Restons lucides: si cette démission provoque un « ouf » de soulagement tout aussi bruyant chez les partisans que chez les détracteurs de la désormais ex- Garde des Sceaux, il serait naïf de n’y voir qu’un sursaut moral dénué de tout calcul. En quittant le bateau, Christiane Taubira se préserve un avenir politique à gauche - à tout le moins à la gauche du gouvernement actuel, elle « prend date ». Mais calculé ou pas par l’intéressée, cet événement met la touche finale à la plus remarquable des réalisations de François Hollande: la dé-construction, pour un bon moment, du concept de « gauche de gouvernement ».

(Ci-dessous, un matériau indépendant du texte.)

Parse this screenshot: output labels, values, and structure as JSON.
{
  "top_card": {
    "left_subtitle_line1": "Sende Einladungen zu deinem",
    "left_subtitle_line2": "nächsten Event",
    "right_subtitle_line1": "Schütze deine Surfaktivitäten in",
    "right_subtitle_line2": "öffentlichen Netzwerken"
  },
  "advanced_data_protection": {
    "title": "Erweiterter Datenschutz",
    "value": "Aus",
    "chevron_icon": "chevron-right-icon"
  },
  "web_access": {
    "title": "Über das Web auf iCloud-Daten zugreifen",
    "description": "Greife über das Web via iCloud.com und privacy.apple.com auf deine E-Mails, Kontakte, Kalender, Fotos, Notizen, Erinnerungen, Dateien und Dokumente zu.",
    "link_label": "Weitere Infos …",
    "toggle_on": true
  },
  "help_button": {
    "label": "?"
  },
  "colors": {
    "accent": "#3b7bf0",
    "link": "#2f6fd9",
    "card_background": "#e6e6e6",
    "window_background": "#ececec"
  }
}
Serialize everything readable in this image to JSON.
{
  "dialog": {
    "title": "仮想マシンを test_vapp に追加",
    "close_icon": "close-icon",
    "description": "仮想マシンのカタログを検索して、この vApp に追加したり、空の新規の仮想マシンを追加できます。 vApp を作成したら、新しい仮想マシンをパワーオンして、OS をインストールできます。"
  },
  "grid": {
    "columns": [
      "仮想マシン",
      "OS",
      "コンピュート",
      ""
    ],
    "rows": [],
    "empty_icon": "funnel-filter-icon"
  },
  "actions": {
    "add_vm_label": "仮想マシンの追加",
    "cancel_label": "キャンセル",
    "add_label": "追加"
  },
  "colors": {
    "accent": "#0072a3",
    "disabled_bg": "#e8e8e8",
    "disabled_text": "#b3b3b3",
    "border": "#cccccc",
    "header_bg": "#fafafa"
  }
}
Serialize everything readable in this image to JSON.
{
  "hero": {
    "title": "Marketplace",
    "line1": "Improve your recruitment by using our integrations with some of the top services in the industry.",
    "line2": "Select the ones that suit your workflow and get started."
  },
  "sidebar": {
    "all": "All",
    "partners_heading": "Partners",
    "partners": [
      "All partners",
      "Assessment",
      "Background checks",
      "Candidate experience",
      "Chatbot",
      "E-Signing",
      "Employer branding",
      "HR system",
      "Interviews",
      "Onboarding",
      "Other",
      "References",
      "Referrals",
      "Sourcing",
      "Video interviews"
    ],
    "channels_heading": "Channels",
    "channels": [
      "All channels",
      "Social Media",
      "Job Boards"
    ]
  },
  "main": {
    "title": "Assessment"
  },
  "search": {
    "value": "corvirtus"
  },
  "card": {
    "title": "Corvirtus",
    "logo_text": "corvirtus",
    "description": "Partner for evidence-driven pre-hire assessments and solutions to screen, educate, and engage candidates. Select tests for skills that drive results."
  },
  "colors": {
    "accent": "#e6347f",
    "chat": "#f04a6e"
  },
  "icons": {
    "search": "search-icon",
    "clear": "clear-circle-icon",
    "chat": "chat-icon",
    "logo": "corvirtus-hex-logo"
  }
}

Nous étions quelques-uns, avant 2012 - pour tout dire, une majorité parmi les électeurs de gauche - à imaginer, comme alternative au cirque Sarkozy, une politique visant à davantage de justice sociale, mariant le souci de la régulation (notamment à but écologique) et une intelligence de l’économie de marché, une politique revalorisant la dépense publique en la rendant plus efficace, une politique réhabilitant l’impôt en le rendant plus lisible et plus juste, bref, une politique de gauche. Et donc à souhaiter l’arrivée au pouvoir d’une « gauche de gouvernement » social-démocrate et Européenne, écologiste et progressiste, sans complexes vis-à-vis des vociférateurs trotskistes, communistes, et autres. Mais de renoncement en humiliation - la capitulation sans conditions devant les « nains de Bruxelles » ou face aux mouvements des « pigeons » ou des « bonnets rouges », de paresse politique (pas de réforme de l’impôt sur le revenu) en trahison pure et simple (le « pacte de responsabilité ») , François Hollande a réussi, en moins de quatre ans, à annihiler pour longtemps cette aspiration. De fait, une grande partie des électeurs partageant cette vision s’abstiennent ou changent de crémerie, le parti socialiste n’est plus qu’une machine qui tourne à vide tandis que communes, départements, régions basculent à droite ou à l’extrême-droite.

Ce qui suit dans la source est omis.